Zacząłbym ważyć również uzysk kawy, bo na objętość ma też wpływ crema itd. I najważniejsza zasada - zmieniamy tylko 1 parametr na raz. Jak zaczniesz zmieniać przemiał, dozę, ubicie, to zużyjesz całą paczkę kawy i dalej nie będziesz wiedział, co i jaki miało wpływ.
Zrób tak:
1. Ustal jakaś dozę kawy, która solidnie wypełnia sitko np. 18g.
2. Ustal ratio. Kawę masz raczej mocno klasyczną, więc 1:2 będzie ok. Czyli chcesz otrzymać 36g naparu.
3. Staraj się ubijać kawę zawsze z tą samą siłą.
4. To 36g niech wyleci w przedziale 25s - 30s.

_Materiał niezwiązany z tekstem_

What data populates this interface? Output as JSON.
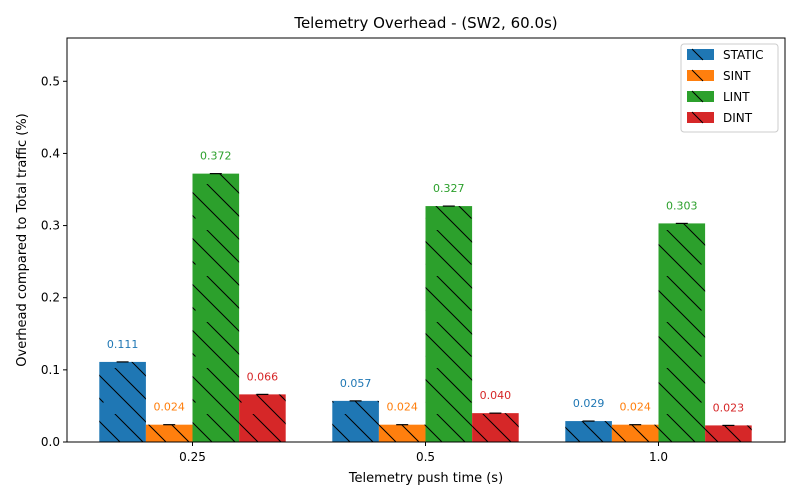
{
  "chart_data": {
    "type": "bar",
    "title": "Telemetry Overhead - (SW2, 60.0s)",
    "xlabel": "Telemetry push time (s)",
    "ylabel": "Overhead compared to Total traffic (%)",
    "categories": [
      "0.25",
      "0.5",
      "1.0"
    ],
    "ylim": [
      0,
      0.56
    ],
    "yticks": [
      0.0,
      0.1,
      0.2,
      0.3,
      0.4,
      0.5
    ],
    "ytick_labels": [
      "0.0",
      "0.1",
      "0.2",
      "0.3",
      "0.4",
      "0.5"
    ],
    "grid": false,
    "legend_position": "top-right",
    "series": [
      {
        "name": "STATIC",
        "color": "#1f77b4",
        "values": [
          0.111,
          0.057,
          0.029
        ],
        "labels": [
          "0.111",
          "0.057",
          "0.029"
        ]
      },
      {
        "name": "SINT",
        "color": "#ff7f0e",
        "values": [
          0.024,
          0.024,
          0.024
        ],
        "labels": [
          "0.024",
          "0.024",
          "0.024"
        ]
      },
      {
        "name": "LINT",
        "color": "#2ca02c",
        "values": [
          0.372,
          0.327,
          0.303
        ],
        "labels": [
          "0.372",
          "0.327",
          "0.303"
        ]
      },
      {
        "name": "DINT",
        "color": "#d62728",
        "values": [
          0.066,
          0.04,
          0.023
        ],
        "labels": [
          "0.066",
          "0.040",
          "0.023"
        ]
      }
    ]
  }
}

Jeżeli kawa leci za szybko np. w 20s i jest kwaśna, to zmiel drobniej i resztę zostaw taką samą. Jeżeli leci za wolno np. w 35s i jest zbyt gorzka / cierpka, to zmiel grubiej. Pamiętaj, że jak zmieniasz ustawienia młynka, to kilka gram trzeba przemielić i wyrzucić, żeby mieć całkowicie nowy przemiał.
Sugeruję zrobić w w/w sposób kilkaset kaw, dopracować dystrybucję kawy w sitku, ubijanie, rozpoznawanie smaków i wtedy można zacząć eksperymentować z innymi zmiennymi np. temperaturą, ratio itd.